An issue that is receiving increased attention amongst Homeowner Associations and residents is what I like to call the “Ombudsman Statute.” Under Nevada law, no civil action based upon a claim relating to “the interpretation, application or enforcement of any covenants, conditions or restrictions” (“CC&R’s”) may be commenced in court unless the matter has first been submitted to the mediation or arbitration program administered by the State of Nevada Real Estate Division (“the Ombudsman”). If a plaintiff fails to do so, the district courts are required to dismiss the civil action. Although at first blush this law appears to be rather straightforward, the reality is that property managers or homeowners continually invoke the Ombudsman Statute to avoid suit, and the district courts all too often grant improper dismissals.

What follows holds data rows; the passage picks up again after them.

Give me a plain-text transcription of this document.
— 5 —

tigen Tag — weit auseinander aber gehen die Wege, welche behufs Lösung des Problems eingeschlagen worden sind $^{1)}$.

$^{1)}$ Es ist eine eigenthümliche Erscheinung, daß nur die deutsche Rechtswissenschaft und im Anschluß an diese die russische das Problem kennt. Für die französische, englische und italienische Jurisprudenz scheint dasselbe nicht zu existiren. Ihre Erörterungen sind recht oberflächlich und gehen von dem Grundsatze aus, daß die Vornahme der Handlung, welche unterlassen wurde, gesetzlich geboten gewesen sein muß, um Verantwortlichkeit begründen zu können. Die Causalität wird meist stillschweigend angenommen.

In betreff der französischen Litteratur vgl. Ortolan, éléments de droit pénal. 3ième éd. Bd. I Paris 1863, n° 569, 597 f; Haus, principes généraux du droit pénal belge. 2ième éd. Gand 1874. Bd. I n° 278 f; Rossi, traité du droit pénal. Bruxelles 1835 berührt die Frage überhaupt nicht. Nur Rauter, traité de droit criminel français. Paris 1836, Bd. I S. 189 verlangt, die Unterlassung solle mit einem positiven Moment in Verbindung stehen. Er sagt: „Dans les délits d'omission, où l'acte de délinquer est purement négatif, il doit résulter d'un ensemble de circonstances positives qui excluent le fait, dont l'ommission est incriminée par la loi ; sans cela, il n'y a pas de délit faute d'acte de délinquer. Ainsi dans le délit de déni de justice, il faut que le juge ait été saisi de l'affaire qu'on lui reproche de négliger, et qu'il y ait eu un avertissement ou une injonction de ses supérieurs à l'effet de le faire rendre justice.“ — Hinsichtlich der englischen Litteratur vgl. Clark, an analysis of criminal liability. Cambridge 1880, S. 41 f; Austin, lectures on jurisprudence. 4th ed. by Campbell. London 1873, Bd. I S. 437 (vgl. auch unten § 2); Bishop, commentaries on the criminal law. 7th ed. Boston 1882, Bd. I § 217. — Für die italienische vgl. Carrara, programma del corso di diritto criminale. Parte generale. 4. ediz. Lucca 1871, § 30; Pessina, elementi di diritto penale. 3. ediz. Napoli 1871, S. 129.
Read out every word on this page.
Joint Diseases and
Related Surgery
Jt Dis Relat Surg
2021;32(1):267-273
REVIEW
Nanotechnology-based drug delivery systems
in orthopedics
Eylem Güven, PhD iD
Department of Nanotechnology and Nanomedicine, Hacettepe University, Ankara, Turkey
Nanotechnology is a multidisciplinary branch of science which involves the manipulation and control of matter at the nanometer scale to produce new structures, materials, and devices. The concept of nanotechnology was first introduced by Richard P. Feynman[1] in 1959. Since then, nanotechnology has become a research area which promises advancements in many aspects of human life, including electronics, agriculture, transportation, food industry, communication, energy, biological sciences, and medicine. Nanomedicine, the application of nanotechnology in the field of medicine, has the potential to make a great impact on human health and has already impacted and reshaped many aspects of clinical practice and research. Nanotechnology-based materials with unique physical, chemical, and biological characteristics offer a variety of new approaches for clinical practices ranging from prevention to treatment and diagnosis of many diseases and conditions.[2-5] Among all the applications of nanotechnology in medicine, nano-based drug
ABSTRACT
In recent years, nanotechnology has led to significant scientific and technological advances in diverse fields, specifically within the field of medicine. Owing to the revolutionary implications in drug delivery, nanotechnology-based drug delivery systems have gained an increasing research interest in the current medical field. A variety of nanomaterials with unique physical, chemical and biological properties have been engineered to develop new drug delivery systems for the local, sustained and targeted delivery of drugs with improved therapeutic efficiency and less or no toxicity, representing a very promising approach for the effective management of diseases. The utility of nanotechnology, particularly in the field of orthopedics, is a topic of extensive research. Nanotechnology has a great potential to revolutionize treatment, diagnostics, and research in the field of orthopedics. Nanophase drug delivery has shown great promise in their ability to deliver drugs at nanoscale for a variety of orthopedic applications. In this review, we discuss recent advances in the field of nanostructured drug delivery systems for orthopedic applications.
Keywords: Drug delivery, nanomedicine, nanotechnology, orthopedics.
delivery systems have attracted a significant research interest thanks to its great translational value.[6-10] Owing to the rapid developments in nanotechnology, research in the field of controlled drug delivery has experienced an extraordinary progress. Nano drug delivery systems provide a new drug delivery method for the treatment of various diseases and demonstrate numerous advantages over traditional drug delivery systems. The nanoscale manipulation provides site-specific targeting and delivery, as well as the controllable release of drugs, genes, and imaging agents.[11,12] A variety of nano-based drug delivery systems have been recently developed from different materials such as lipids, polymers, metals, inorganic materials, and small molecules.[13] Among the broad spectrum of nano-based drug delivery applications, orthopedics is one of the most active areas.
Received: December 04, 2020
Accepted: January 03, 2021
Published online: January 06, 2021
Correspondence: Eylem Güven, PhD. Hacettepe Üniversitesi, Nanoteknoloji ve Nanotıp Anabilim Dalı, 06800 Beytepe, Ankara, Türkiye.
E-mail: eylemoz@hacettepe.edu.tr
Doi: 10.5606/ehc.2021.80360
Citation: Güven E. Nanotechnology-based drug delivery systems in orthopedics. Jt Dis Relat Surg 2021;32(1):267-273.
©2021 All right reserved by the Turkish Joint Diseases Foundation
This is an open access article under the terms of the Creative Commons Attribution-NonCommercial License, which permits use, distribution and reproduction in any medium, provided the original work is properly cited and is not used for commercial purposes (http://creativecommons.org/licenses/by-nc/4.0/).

The key is whether the matter at issue constitutes a “violation” as defined in NRS 116.745. The Nevada Attorney General has opined that where there is no “violation” of the provisions of NRS Chapter 116, neither the Real Estate Division nor its administrative law judges have jurisdiction to consider or take any action concerning the interpretation, application or enforcement of a common interest community’s governing documents. Yet, numerous district court cases are summarily dismissed because they were not first filed with the Real Estate Division, regardless of the underlying facts, the opinion issued by the Attorney General, or the requirements of NRS Chapter 38 and NRS Chapter 116.
If you are an HOA with management or financial issues with your property manager or with a homeowner, before taking any legal action, you should first consult an attorney familiar with the requirements of NRS Chapter 38 and NRS Chapter 116.